Castle took issue with opponents calling this wording segregationist language and argued it was "the whole reason" behind Title XI of the Civil Rights Act.
"That's just to basically clarify that men and women deserve their separate spaces, but in order for women to have equal opportunities ... in education and sports because of those biological difference," she said. "That's not to be confused with separate but equal, which is the phrase used in Plessy v. Ferguson, which was separate facilities and separation of people, and claiming that those separate things were equal and so those things aren't the same."
The bill, which doesn't restrict access to sex segregated spaces, makes no mention of how the state would ensure equality across those spaces. While HB 229 does not attempt to enact a ban, its supporters have referred to it as an important step towards such a ban.

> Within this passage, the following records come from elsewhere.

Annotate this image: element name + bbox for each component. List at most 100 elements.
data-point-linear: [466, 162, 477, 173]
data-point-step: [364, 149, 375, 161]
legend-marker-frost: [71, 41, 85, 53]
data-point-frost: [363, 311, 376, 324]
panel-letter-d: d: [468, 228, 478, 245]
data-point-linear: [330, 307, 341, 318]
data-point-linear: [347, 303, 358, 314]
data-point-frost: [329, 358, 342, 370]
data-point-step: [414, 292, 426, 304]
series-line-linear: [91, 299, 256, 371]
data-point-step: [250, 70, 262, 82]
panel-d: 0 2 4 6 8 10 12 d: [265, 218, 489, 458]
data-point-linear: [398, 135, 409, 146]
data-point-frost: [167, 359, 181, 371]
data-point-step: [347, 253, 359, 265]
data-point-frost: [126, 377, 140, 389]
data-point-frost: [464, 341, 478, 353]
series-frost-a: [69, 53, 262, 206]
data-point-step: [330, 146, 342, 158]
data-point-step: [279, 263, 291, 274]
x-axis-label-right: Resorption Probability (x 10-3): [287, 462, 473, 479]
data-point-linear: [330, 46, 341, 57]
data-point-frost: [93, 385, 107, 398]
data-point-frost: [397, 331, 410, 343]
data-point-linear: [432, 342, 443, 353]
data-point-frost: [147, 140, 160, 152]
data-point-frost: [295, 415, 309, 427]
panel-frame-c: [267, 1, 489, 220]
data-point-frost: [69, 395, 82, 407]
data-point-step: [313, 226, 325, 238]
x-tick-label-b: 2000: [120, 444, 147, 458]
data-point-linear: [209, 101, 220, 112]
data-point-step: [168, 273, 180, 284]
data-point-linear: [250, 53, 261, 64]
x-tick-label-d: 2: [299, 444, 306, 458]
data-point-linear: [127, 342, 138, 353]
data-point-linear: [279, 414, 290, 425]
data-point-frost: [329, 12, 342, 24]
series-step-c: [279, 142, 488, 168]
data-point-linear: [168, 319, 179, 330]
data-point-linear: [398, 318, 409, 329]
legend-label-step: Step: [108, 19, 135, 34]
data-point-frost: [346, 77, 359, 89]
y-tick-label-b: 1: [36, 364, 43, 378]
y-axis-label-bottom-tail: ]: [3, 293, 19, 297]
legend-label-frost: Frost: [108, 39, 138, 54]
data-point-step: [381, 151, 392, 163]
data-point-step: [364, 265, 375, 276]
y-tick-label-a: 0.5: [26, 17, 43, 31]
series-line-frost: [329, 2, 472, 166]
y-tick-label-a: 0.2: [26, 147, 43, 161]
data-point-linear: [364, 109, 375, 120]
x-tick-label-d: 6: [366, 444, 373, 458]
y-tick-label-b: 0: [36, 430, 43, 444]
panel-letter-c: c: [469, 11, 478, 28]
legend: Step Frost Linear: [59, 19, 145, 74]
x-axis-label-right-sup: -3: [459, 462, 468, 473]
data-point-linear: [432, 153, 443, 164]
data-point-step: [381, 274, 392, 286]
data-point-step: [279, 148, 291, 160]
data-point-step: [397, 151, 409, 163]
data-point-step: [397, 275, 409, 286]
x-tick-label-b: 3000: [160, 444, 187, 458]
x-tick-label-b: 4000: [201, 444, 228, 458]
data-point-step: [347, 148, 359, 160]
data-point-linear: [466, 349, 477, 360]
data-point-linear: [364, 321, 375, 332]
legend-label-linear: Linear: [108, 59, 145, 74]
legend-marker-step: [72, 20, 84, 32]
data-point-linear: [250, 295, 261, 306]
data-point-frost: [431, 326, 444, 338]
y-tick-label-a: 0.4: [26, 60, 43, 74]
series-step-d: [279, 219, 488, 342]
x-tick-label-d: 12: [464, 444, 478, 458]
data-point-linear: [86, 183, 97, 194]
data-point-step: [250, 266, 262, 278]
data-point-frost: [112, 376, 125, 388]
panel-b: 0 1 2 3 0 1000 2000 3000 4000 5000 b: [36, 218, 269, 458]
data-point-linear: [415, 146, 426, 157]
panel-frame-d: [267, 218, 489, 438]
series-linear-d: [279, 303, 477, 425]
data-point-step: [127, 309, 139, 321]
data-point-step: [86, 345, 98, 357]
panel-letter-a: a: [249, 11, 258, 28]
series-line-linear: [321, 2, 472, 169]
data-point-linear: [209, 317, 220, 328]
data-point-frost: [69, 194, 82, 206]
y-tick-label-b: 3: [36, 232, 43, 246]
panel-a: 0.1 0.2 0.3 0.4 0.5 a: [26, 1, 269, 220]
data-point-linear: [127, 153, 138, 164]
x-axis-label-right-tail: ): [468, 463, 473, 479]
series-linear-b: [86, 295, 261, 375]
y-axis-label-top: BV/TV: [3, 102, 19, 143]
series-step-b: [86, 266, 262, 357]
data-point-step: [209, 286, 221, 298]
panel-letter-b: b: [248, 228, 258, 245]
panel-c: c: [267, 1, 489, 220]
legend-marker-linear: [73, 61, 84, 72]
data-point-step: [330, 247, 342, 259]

"[Trans people] represent unbridled freedom and the possibility; no, inevitability; of another world, a world that is beautiful and fluid, that invites interpretation and expression and individuality, a world that allows for existence without constraint, without rigidity, without the idea that a sexed existence is predestined and immutable, a world that frees not just us, but everyone," said Richie as he concluded.
The bill was left pending Thursday night. The Texas Senate has until May 28 to consider the bill.